De acordo com os dados apresentados pela ACAP (Associação Automóvel de Portugal), entraram no país 120.787 ligeiros de passageiros usados, mais 13,7% do que em 2024.
Este volume equivale a 53,7% das vendas de veículos novos no mesmo período, que totalizaram 264.821 unidades, um rácio que a associação considera distorcer o mercado e comprometer qualquer estratégia de renovação do parque automóvel nacional.
Idade média elevada agrava envelhecimento do parque
O impacto desta tendência é ainda mais evidente quando se observa a idade média dos veículos importados: 7,9 anos.
A ACAP indica que 36% destes automóveis têm entre cinco e dez anos, 19% situam-se entre dez e 15 anos e cerca de 2% chegam ao país com mais de 20 anos.
Este fluxo de viaturas antigas contrasta com os objetivos de descarbonização e com a realidade do parque nacional, cuja idade média era de 14,1 anos em 2024, com 1,6 milhões de ligeiros de passageiros a ultrapassarem os 20 anos de idade.
Combustão ainda domina, apesar do crescimento dos elétricos
Há, ainda assim, um sinal positivo: 36% dos usados importados em 2025 recorrem a energias alternativas.
Dentro deste grupo, 21% são veículos 100% elétricos (BEV) e 12% híbridos plug-in (PHEV), enquanto os híbridos convencionais (HEV) representam apenas 3%.
No entanto, a maioria dos veículos continua a depender de motores de combustão interna. Segundo a ACAP, 33% dos usados importados são a gasóleo e 31% a gasolina, o que limita o impacto da redução das emissões e na modernização efetiva do parque automóvel.
Falhas no enquadramento ambiental e contributivo
Outro ponto crítico identificado pela associação prende-se com o enquadramento ambiental e contributivo destes veículos.
Ao contrário dos automóveis novos vendidos em Portugal, muitos usados importados entram no mercado sem um contributo equivalente para os sistemas de gestão de resíduos automóveis, pneus e óleos usados.

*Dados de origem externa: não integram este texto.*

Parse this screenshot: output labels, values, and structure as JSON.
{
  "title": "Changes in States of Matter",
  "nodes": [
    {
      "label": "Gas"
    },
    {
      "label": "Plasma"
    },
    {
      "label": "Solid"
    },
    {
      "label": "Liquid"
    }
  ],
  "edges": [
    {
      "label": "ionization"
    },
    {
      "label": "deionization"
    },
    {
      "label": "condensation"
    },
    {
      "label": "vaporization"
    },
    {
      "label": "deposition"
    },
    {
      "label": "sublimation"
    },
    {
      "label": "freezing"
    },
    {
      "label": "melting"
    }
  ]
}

Para corrigir esta assimetria, a ACAP defende que todos os veículos usados importados passem a estar obrigatoriamente inscritos no Sistema Integrado de Registo Eletrónico de Resíduos (SIRER), com uma articulação direta entre o IMT e a Autoridade Tributária no momento da legalização.
“Porto de abrigo” para viaturas rejeitadas noutros mercados
Sem este reforço regulatório, a ACAP considera que Portugal continuará a funcionar como um “porto de abrigo” para veículos que outros mercados já não querem nas suas estradas.
Esta situação, alerta a associação, penaliza a renovação do parque, atrasa a redução das emissões e cria uma concorrência desequilibrada face aos automóveis novos.